AFRIQUE/RD CONGO - Treize ans après la mort de Mgr Christophe Munzihirwa, Archevêque de Bukavu: les réflexions d’un missionnaire

dimanche, 18 octobre 2009

Bukavu (Agence Fides) – Le 29 octobre a lieu le 13e anniversaire du meurtre de Son Exc. Mgr Christophe Munzihirwa, alors Archevêque de Bukavu, chef-lieu du Sud Kivu, dans l’Est de la République Démocratique du Congo. Mgr Munzihirwa avait attiré l’attention internationale face à la tragédie des réfugiés venant du proche Rwanda qui s’étaient déversés dans l’Est du Congo (encore appelé Zaïre à cette époque). Pendant deux ans, en 1995-1996, Mgr Munzihirwa a lancé plusieurs appels pour proposer un chemin de paix pour la région des Grands Lacs. Il a attiré l’attention du monde entier sur la tragédie en cours causée par le débarquement désordonné des réfugiés à l’Est du pays déjà surpeuplé. Il proposait une solution digne et conforme au droit international.

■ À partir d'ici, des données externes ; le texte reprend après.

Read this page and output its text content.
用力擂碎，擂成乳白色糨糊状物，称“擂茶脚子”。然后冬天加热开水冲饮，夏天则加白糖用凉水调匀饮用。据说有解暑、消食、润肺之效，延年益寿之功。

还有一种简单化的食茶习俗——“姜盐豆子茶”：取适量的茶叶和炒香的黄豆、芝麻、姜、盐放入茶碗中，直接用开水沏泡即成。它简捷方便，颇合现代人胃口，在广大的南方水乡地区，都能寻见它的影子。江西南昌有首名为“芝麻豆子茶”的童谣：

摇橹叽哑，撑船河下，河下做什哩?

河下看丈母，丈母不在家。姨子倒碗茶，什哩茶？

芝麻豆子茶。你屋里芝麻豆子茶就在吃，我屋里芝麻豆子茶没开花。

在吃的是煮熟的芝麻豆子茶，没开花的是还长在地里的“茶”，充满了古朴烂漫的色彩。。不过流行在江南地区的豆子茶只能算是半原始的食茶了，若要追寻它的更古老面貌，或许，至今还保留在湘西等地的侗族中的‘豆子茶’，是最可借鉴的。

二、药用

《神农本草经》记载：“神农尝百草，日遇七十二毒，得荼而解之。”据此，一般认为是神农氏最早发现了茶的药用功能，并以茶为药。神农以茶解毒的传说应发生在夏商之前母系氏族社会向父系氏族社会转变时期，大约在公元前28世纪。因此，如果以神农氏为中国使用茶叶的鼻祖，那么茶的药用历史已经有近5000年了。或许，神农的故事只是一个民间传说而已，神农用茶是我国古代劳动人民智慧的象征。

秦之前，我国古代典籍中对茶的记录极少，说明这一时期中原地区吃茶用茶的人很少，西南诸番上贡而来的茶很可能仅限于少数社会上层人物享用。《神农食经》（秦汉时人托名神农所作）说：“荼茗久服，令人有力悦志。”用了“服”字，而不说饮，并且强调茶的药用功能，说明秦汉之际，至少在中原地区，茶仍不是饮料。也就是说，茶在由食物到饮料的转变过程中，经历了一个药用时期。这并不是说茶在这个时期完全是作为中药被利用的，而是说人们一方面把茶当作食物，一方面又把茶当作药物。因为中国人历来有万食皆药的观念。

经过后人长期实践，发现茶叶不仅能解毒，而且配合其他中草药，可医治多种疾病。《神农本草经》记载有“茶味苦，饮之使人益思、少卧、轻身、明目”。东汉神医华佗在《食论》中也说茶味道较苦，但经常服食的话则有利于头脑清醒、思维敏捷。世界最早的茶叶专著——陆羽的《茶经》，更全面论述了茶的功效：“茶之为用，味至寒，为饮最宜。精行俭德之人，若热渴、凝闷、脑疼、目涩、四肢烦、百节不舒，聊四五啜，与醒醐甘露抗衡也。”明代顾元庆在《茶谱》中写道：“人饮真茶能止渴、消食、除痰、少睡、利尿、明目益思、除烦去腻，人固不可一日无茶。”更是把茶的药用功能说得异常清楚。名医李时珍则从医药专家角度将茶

Il a été tué le 29 octobre 1996 par des militaires de l’AFDL alors qu’il rentrait dans la cathédrale après avoir passé toute la journée à réconforter les réfugiés et les victimes de la violence.

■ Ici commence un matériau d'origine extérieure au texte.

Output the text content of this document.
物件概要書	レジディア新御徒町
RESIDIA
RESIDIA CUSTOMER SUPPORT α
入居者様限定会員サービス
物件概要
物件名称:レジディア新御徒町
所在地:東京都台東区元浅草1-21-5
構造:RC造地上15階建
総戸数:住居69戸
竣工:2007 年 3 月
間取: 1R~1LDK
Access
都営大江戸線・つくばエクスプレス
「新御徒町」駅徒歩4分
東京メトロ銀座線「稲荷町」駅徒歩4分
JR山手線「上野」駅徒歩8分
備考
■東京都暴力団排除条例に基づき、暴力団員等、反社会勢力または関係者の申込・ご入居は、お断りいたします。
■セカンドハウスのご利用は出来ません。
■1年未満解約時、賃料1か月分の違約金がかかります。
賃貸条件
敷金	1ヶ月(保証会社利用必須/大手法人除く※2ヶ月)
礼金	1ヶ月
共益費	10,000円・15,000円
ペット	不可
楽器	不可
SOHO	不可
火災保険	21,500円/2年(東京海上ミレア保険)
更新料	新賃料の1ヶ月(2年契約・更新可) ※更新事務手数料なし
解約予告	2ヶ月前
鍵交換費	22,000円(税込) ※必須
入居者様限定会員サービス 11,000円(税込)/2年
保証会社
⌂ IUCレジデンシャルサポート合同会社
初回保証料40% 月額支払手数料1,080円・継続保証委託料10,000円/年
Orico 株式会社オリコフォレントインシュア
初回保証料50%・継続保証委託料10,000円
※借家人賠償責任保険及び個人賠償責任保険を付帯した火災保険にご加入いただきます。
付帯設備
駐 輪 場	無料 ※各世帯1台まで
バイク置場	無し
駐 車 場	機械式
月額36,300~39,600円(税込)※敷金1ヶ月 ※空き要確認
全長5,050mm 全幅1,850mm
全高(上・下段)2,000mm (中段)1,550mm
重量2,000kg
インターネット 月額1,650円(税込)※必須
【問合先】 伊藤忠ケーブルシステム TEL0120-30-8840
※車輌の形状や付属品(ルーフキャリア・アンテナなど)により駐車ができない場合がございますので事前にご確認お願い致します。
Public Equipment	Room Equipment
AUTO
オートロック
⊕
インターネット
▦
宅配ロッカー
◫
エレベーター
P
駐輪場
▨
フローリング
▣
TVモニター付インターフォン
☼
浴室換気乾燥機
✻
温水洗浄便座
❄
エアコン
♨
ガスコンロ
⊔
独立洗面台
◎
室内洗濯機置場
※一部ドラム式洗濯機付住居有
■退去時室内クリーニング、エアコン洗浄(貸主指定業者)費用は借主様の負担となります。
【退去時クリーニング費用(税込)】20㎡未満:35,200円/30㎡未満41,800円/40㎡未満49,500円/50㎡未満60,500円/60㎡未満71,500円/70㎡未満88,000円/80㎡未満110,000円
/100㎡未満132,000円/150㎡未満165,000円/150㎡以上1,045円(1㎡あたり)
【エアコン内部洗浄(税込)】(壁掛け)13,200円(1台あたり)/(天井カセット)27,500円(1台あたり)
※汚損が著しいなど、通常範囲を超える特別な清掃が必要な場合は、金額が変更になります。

« Treize ans après, que reste-t-il du message prophétique de ce pasteur intrépide et clairvoyant ? » se demande le P. Antonio Trettel, missionnaire xaviérien depuis des années actif à Bukavu, qui a envoyé à l’Agence Fides quelques réflexions sur l’anniversaire de la mort de l’archevêque. « Je risque de sembler très pessimiste, mais si je veux être sincère, je dois dire : rien… ou presque » affirme le missionnaire. « Apparemment, en effet, on ne voit pas vraiment de changements positifs, ni ici à Bukavu et dans les environs, ni dans le pays en général. Au contraire, la situation est de plus en plus chaotique et en décomposition. Concernant les combats, on a peut-être obtenu un certain calme, très relatif ; mais la paix n’a certainement pas éclaté ! Au contraire, l’insécurité, même en ville, est encore généralisée. Et à l’intérieur, cachés dans les forêts ou dans les montagnes, il y a encore de nombreux éclats affolés de groupes et de groupuscules qui continuent à semer la terreur, la violence, la mort, par des attaques surprises, des saccages, faisant des victimes et provoquant des évacuations dramatiques de villages entiers. Et le ramassis d’ex-rebelles et d’ex-bandits appelé ‘armée régulière’, qui a pour mission théorique de poursuivre ces bandes, contribue au contraire à semer encore plus la terreur, l’insécurité, la violence et la mort. Au niveau politique, autant national qu’international, surtout par rapport au Rwanda, la situation reste toujours très floue, pesante et menaçante. Face aux déclarations officielles très contradictoires par rapport aux faits, la population reste très perplexe : on ne comprend pas vraiment quels sont les objectifs véritables des dirigeants politiques (qui, au moins au Congo, avaient été élus démocratiquement il y a trois ans, avec même un certain enthousiasme et beaucoup d’espoirs de la part du peuple)… »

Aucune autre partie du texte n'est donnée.